An immediate hurdle all Chinese companies say they face in Gabon is a critical shortage of skilled labor, and reluctance on behalf of many locals to undergo training. This is even though government statistics show only about 250,000 people among the country's 1.67 million population, half of which is aged 20 years or younger, has formal employment.

Government regulations stipulate 30 percent of China Road and Bridge's workforce must be locals.

"That's only on the condition we can find the skilled local workers we need," Yang says. "We can't."

Sinohydro's biggest challenge also is human resources, even though it has tried to tackle the problem proactively, Zhang says.

"We have a lack of skilled people. We offered to train some local people to become technicians with us. Only 20 local people arrived on the first day (of the course). After five days, only five were still there."

Aviation Industry Corporation of China is another company that is trying to tackle the skills shortage in Gabon. It has signed an agreement to establish three trade schools that will provide about 4,000 locals a year with qualifications to operate manufacturing, construction, and agricultural machinery.

AVIC's Vice-President, Liu Jun, says his company believes a skilled workforce is the foundation for successful nation building. A similar initiative AVIC launched in Kenya in 2009 has provided employment to 1,500 graduates, and the company is now in talks with the government there to massively expand the school to cater to as many as 20,000 students a year.

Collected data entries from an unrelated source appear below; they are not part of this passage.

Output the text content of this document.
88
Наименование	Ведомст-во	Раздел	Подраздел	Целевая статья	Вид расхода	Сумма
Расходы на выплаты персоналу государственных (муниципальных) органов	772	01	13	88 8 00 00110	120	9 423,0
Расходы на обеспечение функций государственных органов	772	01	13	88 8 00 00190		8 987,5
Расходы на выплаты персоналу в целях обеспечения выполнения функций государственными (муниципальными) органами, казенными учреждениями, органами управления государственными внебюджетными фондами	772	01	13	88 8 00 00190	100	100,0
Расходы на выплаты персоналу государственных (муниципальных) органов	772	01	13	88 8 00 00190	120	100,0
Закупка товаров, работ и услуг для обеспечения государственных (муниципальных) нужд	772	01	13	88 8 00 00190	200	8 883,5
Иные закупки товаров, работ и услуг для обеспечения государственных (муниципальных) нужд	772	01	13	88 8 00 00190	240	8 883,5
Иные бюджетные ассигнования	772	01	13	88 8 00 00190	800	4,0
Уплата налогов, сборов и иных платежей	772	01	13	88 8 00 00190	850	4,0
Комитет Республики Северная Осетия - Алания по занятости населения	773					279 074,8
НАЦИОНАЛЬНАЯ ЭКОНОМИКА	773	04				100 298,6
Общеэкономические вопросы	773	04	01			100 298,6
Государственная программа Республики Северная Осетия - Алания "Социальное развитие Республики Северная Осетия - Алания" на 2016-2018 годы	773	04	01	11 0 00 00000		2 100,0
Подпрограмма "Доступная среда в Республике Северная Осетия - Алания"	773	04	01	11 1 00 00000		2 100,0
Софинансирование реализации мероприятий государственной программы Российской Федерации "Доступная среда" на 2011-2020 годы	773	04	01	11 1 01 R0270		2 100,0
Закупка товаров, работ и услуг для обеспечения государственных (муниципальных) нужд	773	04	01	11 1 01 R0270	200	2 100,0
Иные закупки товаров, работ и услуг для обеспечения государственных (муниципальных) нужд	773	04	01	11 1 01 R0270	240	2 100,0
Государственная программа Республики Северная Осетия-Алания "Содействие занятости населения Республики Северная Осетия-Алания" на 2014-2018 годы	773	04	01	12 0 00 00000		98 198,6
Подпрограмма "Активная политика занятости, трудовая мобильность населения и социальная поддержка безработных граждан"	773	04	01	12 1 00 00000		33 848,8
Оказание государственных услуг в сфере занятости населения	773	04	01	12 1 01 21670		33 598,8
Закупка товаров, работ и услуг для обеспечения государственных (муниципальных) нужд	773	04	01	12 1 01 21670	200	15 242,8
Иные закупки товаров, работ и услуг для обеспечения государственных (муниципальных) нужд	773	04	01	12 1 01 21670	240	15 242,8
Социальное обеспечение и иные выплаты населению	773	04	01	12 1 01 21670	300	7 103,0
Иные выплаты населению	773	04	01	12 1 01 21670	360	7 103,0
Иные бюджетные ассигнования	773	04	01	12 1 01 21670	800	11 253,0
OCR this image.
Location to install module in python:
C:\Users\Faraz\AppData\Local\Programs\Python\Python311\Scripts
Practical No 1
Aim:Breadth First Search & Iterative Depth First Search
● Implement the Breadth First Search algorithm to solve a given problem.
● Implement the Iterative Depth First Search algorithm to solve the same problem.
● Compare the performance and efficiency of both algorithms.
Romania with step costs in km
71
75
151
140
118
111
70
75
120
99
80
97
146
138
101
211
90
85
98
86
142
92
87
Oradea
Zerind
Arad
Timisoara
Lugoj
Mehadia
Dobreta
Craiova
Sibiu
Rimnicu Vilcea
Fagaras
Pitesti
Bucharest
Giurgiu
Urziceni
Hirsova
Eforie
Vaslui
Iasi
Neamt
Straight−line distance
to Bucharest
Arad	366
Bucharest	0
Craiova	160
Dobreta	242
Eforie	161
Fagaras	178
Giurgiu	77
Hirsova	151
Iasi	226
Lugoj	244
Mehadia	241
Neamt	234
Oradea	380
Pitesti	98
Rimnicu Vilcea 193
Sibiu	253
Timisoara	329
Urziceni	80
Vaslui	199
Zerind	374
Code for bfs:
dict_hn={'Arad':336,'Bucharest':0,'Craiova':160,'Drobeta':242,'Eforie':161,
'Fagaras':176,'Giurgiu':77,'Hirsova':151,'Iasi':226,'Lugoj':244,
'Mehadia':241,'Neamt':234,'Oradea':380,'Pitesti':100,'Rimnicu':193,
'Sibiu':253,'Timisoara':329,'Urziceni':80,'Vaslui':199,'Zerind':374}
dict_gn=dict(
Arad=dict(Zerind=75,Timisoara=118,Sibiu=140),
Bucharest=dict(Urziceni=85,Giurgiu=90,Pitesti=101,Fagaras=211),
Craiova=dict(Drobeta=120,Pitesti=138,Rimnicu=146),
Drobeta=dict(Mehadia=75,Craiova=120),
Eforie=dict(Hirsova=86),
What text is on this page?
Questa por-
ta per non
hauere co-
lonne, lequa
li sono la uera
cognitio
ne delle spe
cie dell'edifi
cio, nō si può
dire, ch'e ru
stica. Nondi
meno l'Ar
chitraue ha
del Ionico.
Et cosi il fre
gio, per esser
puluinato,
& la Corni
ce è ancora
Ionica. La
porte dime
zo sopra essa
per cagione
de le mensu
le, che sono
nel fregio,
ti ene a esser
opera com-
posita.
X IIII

Liu is open about the fact that African students learn on Chinese machinery, which in turn is expected to boost the sale of Chinese-made equipment. But he maintains this will lead to further mutual benefits because AVIC will consider setting up spare-parts manufacturing centers for Chinese equipment in Africa if the demand is there. That means more local jobs, he says.

"This is not pure donations or charity," Liu says. "It is a business. We believe we use the power of commerce to help people."

While healthy revenue from Gabon's resources sector means it is classified as a middle-income nation, the disparities between town and country, and rich and poor, are enormous. The figures from the World Bank show per capita national income is $14,090, but the wealth is concentrated, and almost a third of the population still live in poverty.

Knowledge transfer is one of the best ways China can help Gabon's disadvantaged raise their standard of living, Jebbari says.

"Like any investor it (China) wants to make money, but it also wants a transfer of technology and knowledge so Africans can learn how to do things. The Chinese have the capacity to help Africans and African countries reach the point that we want to reach."

The 93 km section of road CRBC is building from Port-Gentil is only the first phase of a planned two-stage development. More cash and another 270 km of blacktop will be needed to link up the initial stretch with the national highway that leads to Libreville. But the plans are drawn up, and Yang believes completing the challenging project on time will help his company secure the contract for stage two.

In Yang's opinion, building bridges culturally and commercially can be achieved by doing a good job of building them, literally.

"We will be building the third and fourth-longest bridges in Africa to finish stage one of the project, both over marshland, both around 5 kilometers long.

"Gabon will make up its mind about us depending on what we build. It will all come down to the results."